“Pussy Riot are Vvedensky’s disciples and his heirs.
Katya, Masha, and I are in jail but I don’t consider that we’ve been defeated…. According to the official report, Alexander Vvedensky died on December 20, 1941. We don’t know the cause, whether it was dysentery in the train after his arrest or a bullet from a guard. It was somewhere on the railway line between Voronezh and Kazan. His principle of ‘bad rhythm’ is our own. He wrote: ‘It happens that two rhythms will come into your head, a good one and a bad one and I choose the bad one. It will be the right one.’ … It is believed that the OBERIU dissidents are dead, but they live on. They are persecuted but they do not die.”
— Pussy Riot [Nadezhda Tolokonnikova’s closing statement at their trial in August 2012]
“I raise[d] my hand against concepts,” wrote Alexander Vvedensky, “I enacted a poetic critique of reason.” This weirdly and wonderfully philosophical poet was born in 1904, grew up in the midst of war and revolution, and reached his artistic maturity as Stalin was twisting the meaning of words in grotesque and lethal ways. Vvedensky—with Daniil Kharms the major figure in the short–lived underground avant-garde group OBERIU (a neologism for “the union for real art”)—responded with a poetry that explodes stable meaning into shimmering streams of provocation and invention. A Vvedensky poem is like a crazy party full of theater, film, magic tricks, jugglery, and feasting. Curious characters appear and disappear, euphoria keeps company with despair, outrageous assertions lead to epic shouting matches, and perhaps it all breaks off with one lonely person singing a song.
A Vvedensky poem doesn’t make a statement. It is an event. Vvedensky’s poetry was unpublishable during his lifetime—he made a living as a writer for children before dying under arrest in 1942—and he remains the least known of the great twentieth-century Russian poets. This is his first book to appear in English. The translations by Eugene Ostashevsky and Matvei Yankelevich, outstanding poets in their own right, are as astonishingly alert and alive as the originals.
Unlike the Symbolists, his aim is neither to create an aesthetic paradise nor to suggest or build a bridge to another world—Vvedensky’s is an aesthetics of martyred aesthetics, of not knowing, of the defeat of “poetry” in the service of truth…. His poetic sensibility combines the Russian Symbolist concern for transcendence, God, and “other worlds,” with the Futurist orientation toward syntactical and semantic deformations that draw attention to the artifices of language.
—Thomas Epstein, The New Arcadia Review
Praise for OBERIU: An Anthology of Russian Absurdism, edited by Eugene Ostashevsky:
Vvedensky’s poems sear…. Ruminations on faith and loss abound, but there are few
more churning, lacerating and willfully beautiful works in Eastern literature than
the prose poem “Frother,” in which three sons hover and cavort around their dying
father, trying to ascertain the meaning of a mysterious word and a mysterious truth.

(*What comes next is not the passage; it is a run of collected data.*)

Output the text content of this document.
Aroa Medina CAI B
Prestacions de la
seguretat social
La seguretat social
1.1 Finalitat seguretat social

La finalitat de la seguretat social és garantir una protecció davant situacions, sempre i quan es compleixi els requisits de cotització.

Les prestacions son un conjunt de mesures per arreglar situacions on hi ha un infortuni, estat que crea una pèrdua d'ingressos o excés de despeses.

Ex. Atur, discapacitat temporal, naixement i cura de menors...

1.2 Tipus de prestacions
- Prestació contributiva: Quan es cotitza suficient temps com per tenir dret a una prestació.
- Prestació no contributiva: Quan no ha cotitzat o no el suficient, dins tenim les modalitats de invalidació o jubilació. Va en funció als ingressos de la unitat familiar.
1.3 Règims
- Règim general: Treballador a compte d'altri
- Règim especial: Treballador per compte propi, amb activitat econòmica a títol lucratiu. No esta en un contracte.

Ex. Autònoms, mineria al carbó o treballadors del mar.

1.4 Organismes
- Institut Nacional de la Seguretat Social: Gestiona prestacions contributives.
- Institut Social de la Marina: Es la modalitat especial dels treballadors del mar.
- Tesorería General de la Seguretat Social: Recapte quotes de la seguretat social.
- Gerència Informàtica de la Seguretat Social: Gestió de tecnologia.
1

[OBERIU] mounted a challenge in the late 1920s and ’30s to “worldly logic” by questioning and confusing the most basic categories through which the world may be rendered coherent and transformed into narrative. They did so by writing subversive poems and stories, while “trusting in neither thoughts nor words” (Alexander Vvedensky). They practised a kind of silence through words, wearing various comic masks while pointing to inexpressible realities.
—The Times Literary Supplement
The work of Oberiu is as relevant to our moment as when it was written.
It’s about time … the Oberiu … became a household name like the Surrealists, Dadaists and all the rest.
—The Brooklyn Rail
Oberiu is as relevant today as ever.
For anyone intersted in Soviet literature, this book fills an enormous gap. It also presents some beautiful, heartbreaking poetry.
Highly recommended. All readers, all levels.
Praise for Vvedensky
These poems do what solid poems should. They stand against time.
—Peter Moysaenko for BOMBlog
The OBERIU writers are a revelation, an aspect of Russian modernism in the early Soviet period that has been largely invisible to readers in English.
OBERIU, sometimes called Russia’s last avant-garde, is one of the most intriguing—and little known—movements of the years before World War II. The absurdist poets at its center—Alexander Vvedensky, Daniil Kharms, and Nikolai Zabolotsky—belonged to the first generation of writers to come of age after the October Revolution … Less interested in coining neologisms than in destroying the protocols of semantic coherence and linguistic realism, these poets have produced a series of inventive, free-wheeling, and often hilarious poetic texts in a variety of forms and genres.